Em primeiro lugar, é necessário colocar em perspetiva que 26 anos de existência, apesar de significar mais de um quarto de século, é um período relativamente curto na vida de uma organização internacional. Veja-se o caso de organizações congéneres, de base linguística, como é o caso da Commonwealth ou da Francofonia, que foram criadas em 1949 e 1970, respetivamente. No caso da CPLP, olhando para trás, considero que a Organização tem conseguido adaptar-se ao espaço e ao tempo em que se move, através da criação de mecanismos de cooperação para corresponder aos desafios com que os Estados-Membros se deparam. É disto exemplo a inclusão de novas áreas de cooperação que não estavam inicialmente previstas nos Estatutos da Organização: aconteceu em matéria de Defesa; no setor da Energia, Mares e Oceanos; na Governação Eletrónica; Agenda digital, ou até mesmo com a criação de uma Estratégia de Segurança Alimentar, aprovada em 2012 e que continua a ser uma prioridade da nossa ação. Mais recentemente, a Presidência Angolana elegeu como prioridade a cooperação económica, absolutamente fundamental na estratégia de recuperação pós-COVID. Nestas e em outras matérias, como a Saúde, a Educação, a Ciência, Tecnologia e Ensino Superior; o Turismo ou o Ambiente, a CPLP trabalha com planos estratégicos e planos de ação que fixam objetivos e definem estratégias para os alcançar. Ou seja, a Organização tem vindo, por um lado, a alargar as suas áreas de intervenção e, por outro, a aprofundar o seu trabalho através da criação de instrumentos estratégicos e de planificação. Outro exemplo claro desta capacidade de se reconfigurar perante os desafios é a adoção da Nova Visão Estratégica, para o período 2016-2026, que veio estabelecer os domínios prioritários da organização, precisamente aqueles a que me referi, e que constitui o compromisso renovado dos Estados-Membros no fortalecimento da ação da CPLP. Desta forma, 26 anos passados, temos uma CPLP com uma estrutura institucional muito mais robusta, mais abrangente e mais eficiente. E isso tem contribuído claramente para a nossa afirmação internacional, plano em que captámos a atenção de um número cada vez maior de atores que pretendem estabelecer connosco uma parceria reforçada, como tão bem demonstram os 32 observadores associados da CPLP, entre os quais contamos com 28 países das mais diversas regiões do Globo, e quatro organizações internacionais.

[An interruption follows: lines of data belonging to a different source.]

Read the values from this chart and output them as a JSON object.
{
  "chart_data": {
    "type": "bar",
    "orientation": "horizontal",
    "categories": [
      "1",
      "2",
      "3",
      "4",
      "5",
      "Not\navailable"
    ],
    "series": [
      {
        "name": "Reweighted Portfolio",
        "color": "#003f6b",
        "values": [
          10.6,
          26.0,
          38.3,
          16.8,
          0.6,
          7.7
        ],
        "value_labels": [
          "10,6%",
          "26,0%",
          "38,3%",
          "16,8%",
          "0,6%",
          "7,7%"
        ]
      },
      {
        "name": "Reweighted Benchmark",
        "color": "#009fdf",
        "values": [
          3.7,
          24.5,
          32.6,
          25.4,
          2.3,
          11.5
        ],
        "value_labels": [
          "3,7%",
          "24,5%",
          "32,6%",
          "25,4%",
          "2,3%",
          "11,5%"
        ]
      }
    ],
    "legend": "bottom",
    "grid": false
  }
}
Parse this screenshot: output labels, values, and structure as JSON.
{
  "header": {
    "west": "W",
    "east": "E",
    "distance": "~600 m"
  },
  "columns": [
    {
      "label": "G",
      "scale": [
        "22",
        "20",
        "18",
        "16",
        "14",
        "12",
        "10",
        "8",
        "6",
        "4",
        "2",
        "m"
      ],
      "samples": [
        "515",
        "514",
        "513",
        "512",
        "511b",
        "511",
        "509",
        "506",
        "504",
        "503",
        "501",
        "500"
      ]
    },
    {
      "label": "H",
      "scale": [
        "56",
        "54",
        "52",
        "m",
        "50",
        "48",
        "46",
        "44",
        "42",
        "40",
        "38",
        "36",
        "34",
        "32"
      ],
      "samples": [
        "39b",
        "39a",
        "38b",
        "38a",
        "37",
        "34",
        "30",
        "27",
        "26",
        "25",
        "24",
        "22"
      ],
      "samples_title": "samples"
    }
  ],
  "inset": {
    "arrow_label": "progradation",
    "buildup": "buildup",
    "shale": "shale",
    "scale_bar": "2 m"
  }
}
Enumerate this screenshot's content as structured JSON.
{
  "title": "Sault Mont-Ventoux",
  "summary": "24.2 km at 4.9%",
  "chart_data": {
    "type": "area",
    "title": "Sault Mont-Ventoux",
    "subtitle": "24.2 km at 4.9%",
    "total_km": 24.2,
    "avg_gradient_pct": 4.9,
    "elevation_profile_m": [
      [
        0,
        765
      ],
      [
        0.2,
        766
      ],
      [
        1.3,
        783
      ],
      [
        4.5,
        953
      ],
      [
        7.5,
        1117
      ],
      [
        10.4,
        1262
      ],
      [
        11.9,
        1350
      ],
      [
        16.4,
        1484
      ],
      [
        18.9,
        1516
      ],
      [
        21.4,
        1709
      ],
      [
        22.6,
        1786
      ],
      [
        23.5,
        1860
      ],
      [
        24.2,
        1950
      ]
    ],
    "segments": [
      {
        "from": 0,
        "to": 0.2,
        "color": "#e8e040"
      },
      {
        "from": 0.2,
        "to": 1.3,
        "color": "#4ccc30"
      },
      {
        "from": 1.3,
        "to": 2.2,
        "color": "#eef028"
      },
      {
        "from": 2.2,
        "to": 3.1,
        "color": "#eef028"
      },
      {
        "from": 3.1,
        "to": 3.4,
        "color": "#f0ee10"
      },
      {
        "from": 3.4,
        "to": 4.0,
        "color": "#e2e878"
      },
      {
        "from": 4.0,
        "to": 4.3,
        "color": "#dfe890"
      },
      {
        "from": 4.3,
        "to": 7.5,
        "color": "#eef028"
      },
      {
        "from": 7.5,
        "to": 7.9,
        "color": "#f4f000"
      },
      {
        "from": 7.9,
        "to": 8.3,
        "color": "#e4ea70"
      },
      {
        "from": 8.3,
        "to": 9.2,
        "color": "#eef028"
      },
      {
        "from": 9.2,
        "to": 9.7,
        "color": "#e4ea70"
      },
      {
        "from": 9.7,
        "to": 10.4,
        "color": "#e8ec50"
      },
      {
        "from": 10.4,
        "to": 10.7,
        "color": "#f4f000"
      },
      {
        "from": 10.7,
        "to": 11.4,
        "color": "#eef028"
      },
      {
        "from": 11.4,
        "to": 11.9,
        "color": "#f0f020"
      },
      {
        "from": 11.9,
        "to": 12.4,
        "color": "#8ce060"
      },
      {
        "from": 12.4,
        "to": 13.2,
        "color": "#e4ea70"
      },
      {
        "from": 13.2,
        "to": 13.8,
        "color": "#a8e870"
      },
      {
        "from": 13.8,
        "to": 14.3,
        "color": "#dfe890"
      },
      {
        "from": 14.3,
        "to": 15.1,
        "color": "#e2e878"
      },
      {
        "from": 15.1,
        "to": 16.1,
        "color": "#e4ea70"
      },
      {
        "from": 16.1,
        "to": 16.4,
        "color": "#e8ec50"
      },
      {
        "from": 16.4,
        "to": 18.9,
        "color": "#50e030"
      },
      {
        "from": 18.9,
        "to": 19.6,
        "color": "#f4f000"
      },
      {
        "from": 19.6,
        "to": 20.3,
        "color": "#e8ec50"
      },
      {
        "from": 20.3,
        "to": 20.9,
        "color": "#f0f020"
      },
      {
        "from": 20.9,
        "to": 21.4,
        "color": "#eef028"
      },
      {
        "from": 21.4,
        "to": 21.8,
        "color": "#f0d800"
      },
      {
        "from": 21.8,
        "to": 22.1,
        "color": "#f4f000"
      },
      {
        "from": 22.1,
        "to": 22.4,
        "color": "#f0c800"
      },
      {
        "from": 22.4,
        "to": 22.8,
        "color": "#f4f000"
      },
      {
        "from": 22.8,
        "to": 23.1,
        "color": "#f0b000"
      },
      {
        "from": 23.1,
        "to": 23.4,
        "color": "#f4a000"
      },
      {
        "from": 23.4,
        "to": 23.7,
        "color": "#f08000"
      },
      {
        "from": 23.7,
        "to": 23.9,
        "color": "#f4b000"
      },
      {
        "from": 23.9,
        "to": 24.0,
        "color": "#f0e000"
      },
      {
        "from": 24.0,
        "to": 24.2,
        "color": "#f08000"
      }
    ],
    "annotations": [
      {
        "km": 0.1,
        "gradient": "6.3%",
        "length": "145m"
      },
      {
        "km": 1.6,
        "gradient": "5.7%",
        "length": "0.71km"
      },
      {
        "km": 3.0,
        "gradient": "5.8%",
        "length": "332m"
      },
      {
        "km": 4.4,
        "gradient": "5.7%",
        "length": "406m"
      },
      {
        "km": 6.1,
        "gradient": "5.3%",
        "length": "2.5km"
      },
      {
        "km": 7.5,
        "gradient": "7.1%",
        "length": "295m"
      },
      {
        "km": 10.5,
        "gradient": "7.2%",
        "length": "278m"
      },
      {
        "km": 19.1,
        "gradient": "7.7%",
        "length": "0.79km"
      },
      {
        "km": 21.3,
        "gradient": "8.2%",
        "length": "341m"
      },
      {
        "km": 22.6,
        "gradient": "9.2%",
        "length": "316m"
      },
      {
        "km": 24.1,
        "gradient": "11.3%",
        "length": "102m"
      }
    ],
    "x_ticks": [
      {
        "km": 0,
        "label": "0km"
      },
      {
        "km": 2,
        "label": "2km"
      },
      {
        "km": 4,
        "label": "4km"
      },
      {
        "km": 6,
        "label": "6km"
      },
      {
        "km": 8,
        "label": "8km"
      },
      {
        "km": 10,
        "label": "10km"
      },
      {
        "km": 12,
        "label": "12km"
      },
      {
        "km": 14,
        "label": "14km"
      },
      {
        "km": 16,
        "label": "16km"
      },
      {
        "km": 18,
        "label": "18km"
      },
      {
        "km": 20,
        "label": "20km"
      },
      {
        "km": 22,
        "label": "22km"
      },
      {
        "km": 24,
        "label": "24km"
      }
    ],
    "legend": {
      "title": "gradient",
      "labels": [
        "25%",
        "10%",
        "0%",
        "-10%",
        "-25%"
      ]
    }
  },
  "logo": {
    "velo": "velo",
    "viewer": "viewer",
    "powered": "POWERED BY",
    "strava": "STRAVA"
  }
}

Sabemos que o potencial da CPLP está, sobretudo, na cooperação económica e empresarial. Assim, do ponto de vista da dinâmica da instituição, em que medida a união entre os países, traz reconhecimento às empresas e players destes mercados?
Acredito que a CPLP tem ainda por aprofundar e explorar diversas áreas, todas elas com grande potencial. Sendo a cooperação económica e empresarial o objetivo geral mais recentemente adotado, os seus mecanismos e instrumentos de cooperação estão ainda a ser definidos, mas queremos que as empresas sejam cada vez mais capazes de corresponder às exigências para competir no mercado global, o que significa um compromisso com a capacitação e a formação, a garantia da qualidade, a melhoria do ambiente de negócios, o apoio ao acesso ao financiamento e à internacionalização. Será igualmente importante garantir que o trabalho conjunto tem um foco no desenvolvimento das cadeias de valor, gerando condições de melhor integração no comércio global e de criação de novos negócios, de postos de trabalho sustentáveis para a nossa juventude, e de maior competitividade para as nossas economias. De igual modo, é do interesse de toda a Comunidade a adoção de medidas e a implementação de iniciativas promotoras do empreendedorismo, da inovação e do desenvolvimento industrial e tecnológico no espaço da CPLP. Nesse sentido, a cooperação económica na CPLP será tão mais proveitosa quanto mais alargada, concorrendo para tal as ações das autoridades e instituições públicas dos Estados-Membros, bem como as ações de parceiros do setor privado, e da sociedade civil, nomeadamente dos Observadores Consultivos da CPLP.
Os Estado-Membros da CPLP, juntos, tornam-se mais fortes no plano internacional uma vez que a sua voz, multilateral, faz-se ouvir com mais impacto. Qual diria que é a importância e a força desta Comunidade, não só para os seus países, mas também a nível mundial?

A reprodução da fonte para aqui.